Sunday 3 January 2021

Covid-19, Science and Education

One of the best things I watched on terristrial TV this new year was the Parliament channel's recording of a special meeting to discuss the scientific evidence on the new Covid-19 variant. It's not often we see scientists in almost a "native" mode, expressing the uncertainty around knowledge about a virus, and explaining this uncertainty as best they can to politicians whose job it is to formulate policy. You can watch it here: Parliamentlive.tv - Science and Technology Committee

The scientific rigour is impressive (and some of the questioning by the politicians is also very acute - did we inadvertantly cause this mutation? will the vaccine work against it? - no definitive answers to any of this). But it also struck me that this is a group of people who are totally focused on their scientific niche, when the virus presents a systemic problem and there is no coherent way to connect the rigour of virology to the broader social questions - particular those about children, viral transmission and schooling.

About schooling, Dawn Butler asked a pertinent question about whether schools should be closed. This was one of the more disappointing moments from the scientists. They fudged around the issue, saying things like "obviously not going to school damages children... so it's a balance".

Obviously? What do they mean by that exactly? Where is the comparable rigour behind that assumption that they show in their dealings with the virus? Calum Semple from the Sage committee was on the radio the other day even saying that the approach to education was a "whole system approach". Really? I don't know what his understanding of "whole system" is, but it doesn't look like something that systems theorists would understand as "whole system". "Whole system approach" has become a kind of sop to fend off awkward questions: interesting how the establishment appropriates systems thinking, and then does the opposite. 

We can't really have a whole system approach until we have some grasp of the relationship between natural systems and cultural systems. Our problem with education is that we conceive of it being entirely cultural, and that our culturally-defined parameters and metrics which determine the success of education are divorced from natural biological and psychological factors. Covid is screaming at us that these things are not seperable, and that we need better scientific theory in education and learning. 

In the time of Piaget, there was little doubt that learning was connected to nature. The challenge was to find the best way to connect the natural processes with the cultural, institutional organisation of society's education system. Now hardly anyone talks about Piaget in any depth. Constructivism (if anything pedagogical is discussed at all) takes its place, and rather like "whole systems", the word has become divorced from its scientific roots, and splashed around as a badge of honour to mask pedagogical and institutional approaches to learning which are the very opposite of what Piaget was talking about. Constructive alignment anyone?

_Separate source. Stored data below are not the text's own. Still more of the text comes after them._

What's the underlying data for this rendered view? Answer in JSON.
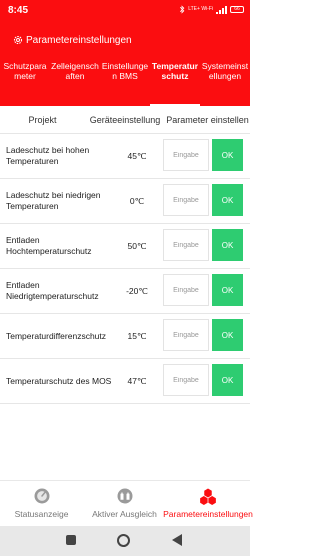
{
  "status_bar": {
    "time": "8:45",
    "network_text": "LTE+ Wi-Fi",
    "battery_level": "66",
    "icons": [
      "bluetooth-icon",
      "signal-icon",
      "battery-icon"
    ]
  },
  "header": {
    "title": "Parametereinstellungen",
    "icon": "gear-icon"
  },
  "tabs": [
    {
      "label": "Schutzparameter",
      "active": false
    },
    {
      "label": "Zelleigenschaften",
      "active": false
    },
    {
      "label": "Einstellungen BMS",
      "active": false
    },
    {
      "label": "Temperaturschutz",
      "active": true
    },
    {
      "label": "Systemeinstellungen",
      "active": false
    }
  ],
  "table": {
    "headers": [
      "Projekt",
      "Geräteeinstellung",
      "Parameter einstellen"
    ],
    "rows": [
      {
        "name": "Ladeschutz bei hohen Temperaturen",
        "value": "45℃",
        "placeholder": "Eingabe",
        "ok": "OK"
      },
      {
        "name": "Ladeschutz bei niedrigen Temperaturen",
        "value": "0℃",
        "placeholder": "Eingabe",
        "ok": "OK"
      },
      {
        "name": "Entladen Hochtemperaturschutz",
        "value": "50℃",
        "placeholder": "Eingabe",
        "ok": "OK"
      },
      {
        "name": "Entladen Niedrigtemperaturschutz",
        "value": "-20℃",
        "placeholder": "Eingabe",
        "ok": "OK"
      },
      {
        "name": "Temperaturdifferenzschutz",
        "value": "15℃",
        "placeholder": "Eingabe",
        "ok": "OK"
      },
      {
        "name": "Temperaturschutz des MOS",
        "value": "47℃",
        "placeholder": "Eingabe",
        "ok": "OK"
      }
    ]
  },
  "bottom_nav": [
    {
      "label": "Statusanzeige",
      "icon": "status-gauge-icon",
      "active": false
    },
    {
      "label": "Aktiver Ausgleich",
      "icon": "balance-battery-icon",
      "active": false
    },
    {
      "label": "Parametereinstellungen",
      "icon": "parameter-cubes-icon",
      "active": true
    }
  ],
  "colors": {
    "brand_red": "#fb0d10",
    "ok_green": "#2ecc71",
    "nav_inactive": "#777777"
  }
}
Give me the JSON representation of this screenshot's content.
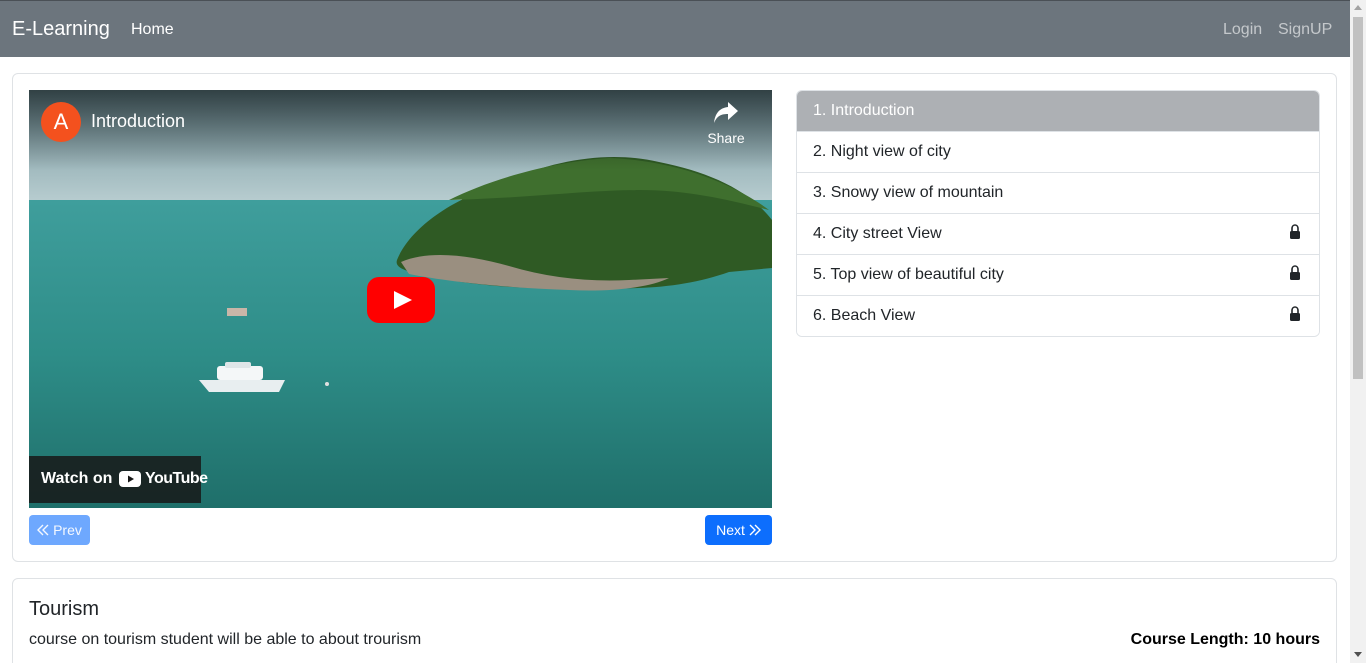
{
  "navbar": {
    "brand": "E-Learning",
    "home_label": "Home",
    "login_label": "Login",
    "signup_label": "SignUP"
  },
  "video": {
    "channel_initial": "A",
    "title": "Introduction",
    "share_label": "Share",
    "watch_on_label": "Watch on",
    "youtube_label": "YouTube",
    "icons": [
      "share-icon",
      "play-icon",
      "youtube-logo-icon"
    ]
  },
  "controls": {
    "prev_label": "Prev",
    "next_label": "Next",
    "prev_icon": "double-chevron-left-icon",
    "next_icon": "double-chevron-right-icon"
  },
  "lessons": [
    {
      "label": "1. Introduction",
      "active": true,
      "locked": false
    },
    {
      "label": "2. Night view of city",
      "active": false,
      "locked": false
    },
    {
      "label": "3. Snowy view of mountain",
      "active": false,
      "locked": false
    },
    {
      "label": "4. City street View",
      "active": false,
      "locked": true
    },
    {
      "label": "5. Top view of beautiful city",
      "active": false,
      "locked": true
    },
    {
      "label": "6. Beach View",
      "active": false,
      "locked": true
    }
  ],
  "course": {
    "title": "Tourism",
    "description": "course on tourism student will be able to about trourism",
    "length_label": "Course Length: 10 hours"
  },
  "colors": {
    "navbar_bg": "#6c757d",
    "primary": "#0d6efd",
    "primary_disabled": "#6ea8fe",
    "active_lesson_bg": "#adb0b4",
    "youtube_red": "#ff0000",
    "avatar": "#f4511e"
  }
}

Today the government let it be known that "online learning was a last resort" for education. A last resort from what exactly? From the cultural system that we call education which wants to maintain its convenient divorce from nature and science. As the world moves into a new era where a combination of working online alongside mass unemployment is going to bring intense stresses on existing social structures, are we really saying that face-to-face mass education which is little changed since 1900 is the way forwards? How does that prepare the kids for the world as its becoming? The answer is, it doesn't: it prepares the kids for their parents' and teachers' world that we are leaving behind. 

This is not to say that the online education we have today is good. It's obviously mostly terrible. But it's terrible because the computer is being used to reproduce the function of the old system. But a proper "whole system approach" would change the system. 

I don't think it's that difficult to imagine how things could be much better.  The effect of technology upholding ancient institutional practices and structures has been an increasing transactionalisation, increasingly mundane technological work for learners and teachers, and a fundamental loss of meaning in the activities of learners and teachers, from primary school onwards. Education risks meaninglessness and irrelevance. 

How do we put the meaning back into our teaching and learning activities? They must be reconceived around the manifest and fundamental uncertainties that face us all. Rather than drilling knowledge that everyone already knows into young minds, education could be a process of renewal where the questions that nobody knows the answer to are addressed by young and old together. And yes, you can teach maths like that! That was pretty much what was going on the Science and Technology Committee.